The frontier spans several accumulating waves: targeted and precision therapy that inhibits specific molecular drivers; immuno-oncology and checkpoint inhibitors that release inhibitory signals on the patient’s own T cells; cell therapies including CAR-T that re-engineer immune cells; antibody-drug conjugates that deliver potent payloads to antigen-expressing tumor cells; and newer bispecific and T-cell-engager designs. None fully replaced its predecessor, so the modality landscape is unusually broad.
What is the difference between ORR, PFS, and OS in oncology trials?
Objective response rate, or ORR, is the fraction of patients whose tumors shrink by a defined threshold, and it reads out quickly enough to support accelerated approval. Progression-free survival, or PFS, measures time until the disease worsens or the patient dies. Overall survival, or OS, measures time to death and remains the most definitive endpoint but takes longer and can be confounded by subsequent therapies. The endpoint chosen shapes a trial’s size, duration, and cost.
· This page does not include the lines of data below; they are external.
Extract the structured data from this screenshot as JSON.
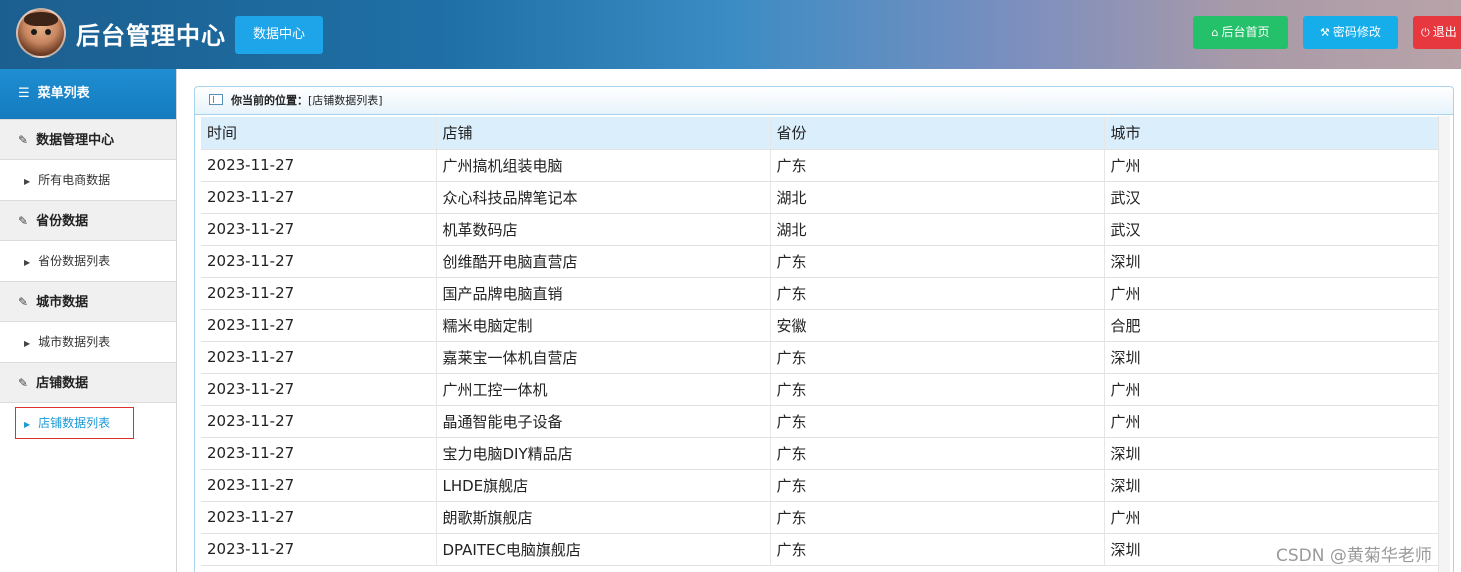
{
  "header": {
    "title": "后台管理中心",
    "data_center_label": "数据中心",
    "home_label": "后台首页",
    "password_label": "密码修改",
    "exit_label": "退出"
  },
  "sidebar": {
    "heading": "菜单列表",
    "groups": [
      {
        "label": "数据管理中心",
        "items": [
          {
            "label": "所有电商数据"
          }
        ]
      },
      {
        "label": "省份数据",
        "items": [
          {
            "label": "省份数据列表"
          }
        ]
      },
      {
        "label": "城市数据",
        "items": [
          {
            "label": "城市数据列表"
          }
        ]
      },
      {
        "label": "店铺数据",
        "items": [
          {
            "label": "店铺数据列表"
          }
        ]
      }
    ]
  },
  "breadcrumb": {
    "prefix": "你当前的位置：",
    "location": "[店铺数据列表]"
  },
  "table": {
    "columns": [
      "时间",
      "店铺",
      "省份",
      "城市"
    ],
    "rows": [
      [
        "2023-11-27",
        "广州搞机组装电脑",
        "广东",
        "广州"
      ],
      [
        "2023-11-27",
        "众心科技品牌笔记本",
        "湖北",
        "武汉"
      ],
      [
        "2023-11-27",
        "机革数码店",
        "湖北",
        "武汉"
      ],
      [
        "2023-11-27",
        "创维酷开电脑直营店",
        "广东",
        "深圳"
      ],
      [
        "2023-11-27",
        "国产品牌电脑直销",
        "广东",
        "广州"
      ],
      [
        "2023-11-27",
        "糯米电脑定制",
        "安徽",
        "合肥"
      ],
      [
        "2023-11-27",
        "嘉莱宝一体机自营店",
        "广东",
        "深圳"
      ],
      [
        "2023-11-27",
        "广州工控一体机",
        "广东",
        "广州"
      ],
      [
        "2023-11-27",
        "晶通智能电子设备",
        "广东",
        "广州"
      ],
      [
        "2023-11-27",
        "宝力电脑DIY精品店",
        "广东",
        "深圳"
      ],
      [
        "2023-11-27",
        "LHDE旗舰店",
        "广东",
        "深圳"
      ],
      [
        "2023-11-27",
        "朗歌斯旗舰店",
        "广东",
        "广州"
      ],
      [
        "2023-11-27",
        "DPAITEC电脑旗舰店",
        "广东",
        "深圳"
      ]
    ]
  },
  "watermark": "CSDN @黄菊华老师",
  "colors": {
    "accent": "#1ea4e9",
    "home_button": "#24c06a",
    "exit_button": "#e8383f",
    "active_menu_text": "#1a9ad6",
    "table_header_bg": "#dbeefb"
  },
  "icons": {
    "home": "home-icon",
    "password": "wrench-icon",
    "exit": "power-icon",
    "menu": "list-icon",
    "group": "edit-icon",
    "item": "caret-right-icon",
    "breadcrumb": "window-icon"
  }
}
What is liquid biopsy and why does it matter?
Liquid biopsy detects tumor-derived material, chiefly circulating tumor DNA, in blood. Among its more mature uses is minimal residual disease detection, identifying patients at higher risk of relapse after treatment before imaging can. It also supports therapy selection and monitoring. Multi-cancer early detection is the most ambitious application but remains investigational, requiring very high specificity and large prospective outcomes data before it can complement established screening.
What are the biggest risks in oncology investing?
Three stand out. The field is crowded, so popular targets attract many simultaneous programs and demand genuine differentiation. The biology is heterogeneous and adaptive, so resistance is the expected endpoint of most single-mechanism therapies rather than a rare failure. And clinical development is long and expensive, with a wide gap between an early response signal and a confirmed survival benefit. These risks argue for rigorous underwriting of the biology, not avoidance of the field.
What does Sonnerie look for in a pre-seed oncology spinout?
A differentiated, non-obvious biological insight rather than a fast-follow on a validated target; a translational data package proportionate to the stage with a clear, testable biomarker hypothesis; a defensible path through endpoints, regulation, companion diagnostics, and the resistance landscape; clean intellectual property assigned out of the university; and an operator-led founding team that pairs deep science with people who have actually built and run drug-development organizations.